2. Create an Observer objects and override its onChanged()method, which will be called back and returns the latest data when LiveData data changes, this step is usually done in the UI controller

3, using the observer()method associated Observer and LiveData, observer()method of holding LifecycleOwner objects, this subscription will LiveData notify Observer variation in the data, this step is usually done in the UI controller

Note: You can use the observeForever(Observer) method to register observers without associated LifecycleOwner objects. In this case, the observer is considered to be always active and therefore will always receive notification about the modification. You can delete the observer through the removeObserver(Observer) method


Example LiveData with ViewModel

Step 1: Create Android application

Step 2: Add Dependencies

def lifecycle_version = "2.2.0"
implementation "androidx.lifecycle:lifecycle-viewmodel:$lifecycle_version"

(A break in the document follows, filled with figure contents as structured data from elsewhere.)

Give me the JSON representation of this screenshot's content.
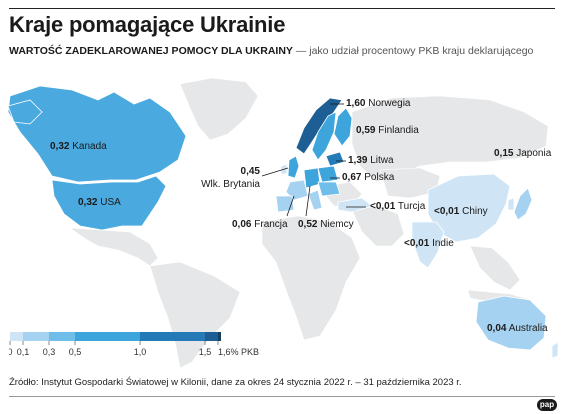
{
  "title": "Kraje pomagające Ukrainie",
  "subtitle_strong": "WARTOŚĆ ZADEKLAROWANEJ POMOCY DLA UKRAINY",
  "subtitle_rest": "— jako udział procentowy PKB kraju deklarującego",
  "countries": [
    {
      "value": "1,60",
      "name": "Norwegia"
    },
    {
      "value": "0,59",
      "name": "Finlandia"
    },
    {
      "value": "1,39",
      "name": "Litwa"
    },
    {
      "value": "0,67",
      "name": "Polska"
    },
    {
      "value": "0,45",
      "name": "Wlk. Brytania"
    },
    {
      "value": "0,06",
      "name": "Francja"
    },
    {
      "value": "0,52",
      "name": "Niemcy"
    },
    {
      "value": "<0,01",
      "name": "Turcja"
    },
    {
      "value": "0,32",
      "name": "Kanada"
    },
    {
      "value": "0,32",
      "name": "USA"
    },
    {
      "value": "0,15",
      "name": "Japonia"
    },
    {
      "value": "<0,01",
      "name": "Chiny"
    },
    {
      "value": "<0,01",
      "name": "Indie"
    },
    {
      "value": "0,04",
      "name": "Australia"
    }
  ],
  "legend": {
    "ticks": [
      "0",
      "0,1",
      "0,3",
      "0,5",
      "1,0",
      "1,5",
      "1,6% PKB"
    ],
    "colors": [
      "#cfe5f6",
      "#a6d2f1",
      "#6fbde9",
      "#3ea4dc",
      "#2479b7",
      "#1d5f95",
      "#173f5f"
    ]
  },
  "source": "Źródło: Instytut Gospodarki Światowej w Kilonii, dane za okres 24 stycznia 2022 r. – 31 października 2023 r.",
  "logo": "pap"
}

Step 3: Create ViewModel Repository
package com.rrtutors.androidviewmodel.livedata;

import java.util.Random;

import androidx.lifecycle.MutableLiveData;
import androidx.lifecycle.ViewModel;

public class LiveDataViewModel extends ViewModel {

    private MutableLiveData<String>mutableLiveData;

    public MutableLiveData<String>getData()
        if(mutableLiveData==null) {
            mutableLiveData = new MutableLiveData<>();
        return  mutableLiveData;

    public void createRandomNumber()
            mutableLiveData=new MutableLiveData<>();

        Random random=new Random();
        mutableLiveData.setValue("Number: "+(random.nextInt(10-1)+1));


Step 4: Create ViewModel instance and fetch data from ViewModel

Update activity class with below code

package com.rrtutors.androidviewmodel.livedata;

import androidx.lifecycle.MutableLiveData;
import androidx.lifecycle.Observer;
import androidx.lifecycle.ViewModelProvider;

import android.os.Bundle;
import android.view.View;
import android.widget.Button;
import android.widget.TextView;

import com.rrtutors.androidviewmodel.R;

public class LiveDataActivity extends AppCompatActivity {

    TextView textview;
    Button button;
    LiveDataViewModel liveDataViewModel;
    protected void onCreate(Bundle savedInstanceState) {

         liveDataViewModel= new ViewModelProvider(this).get(LiveDataViewModel.class);

        final MutableLiveData<String>mutableLiveData=  liveDataViewModel.getData();
        mutableLiveData.observe(this, new Observer<String>() {
            public void onChanged(String s) {
        button.setOnClickListener(new View.OnClickListener() {
            public void onClick(View v) {



Check the Data on configura changes, example on rotation of the device the data fetch from ViewModle instance not create new instance of every rotation.

ViewModel instance will only destroy once the parent activity of viewmodel completly destroy.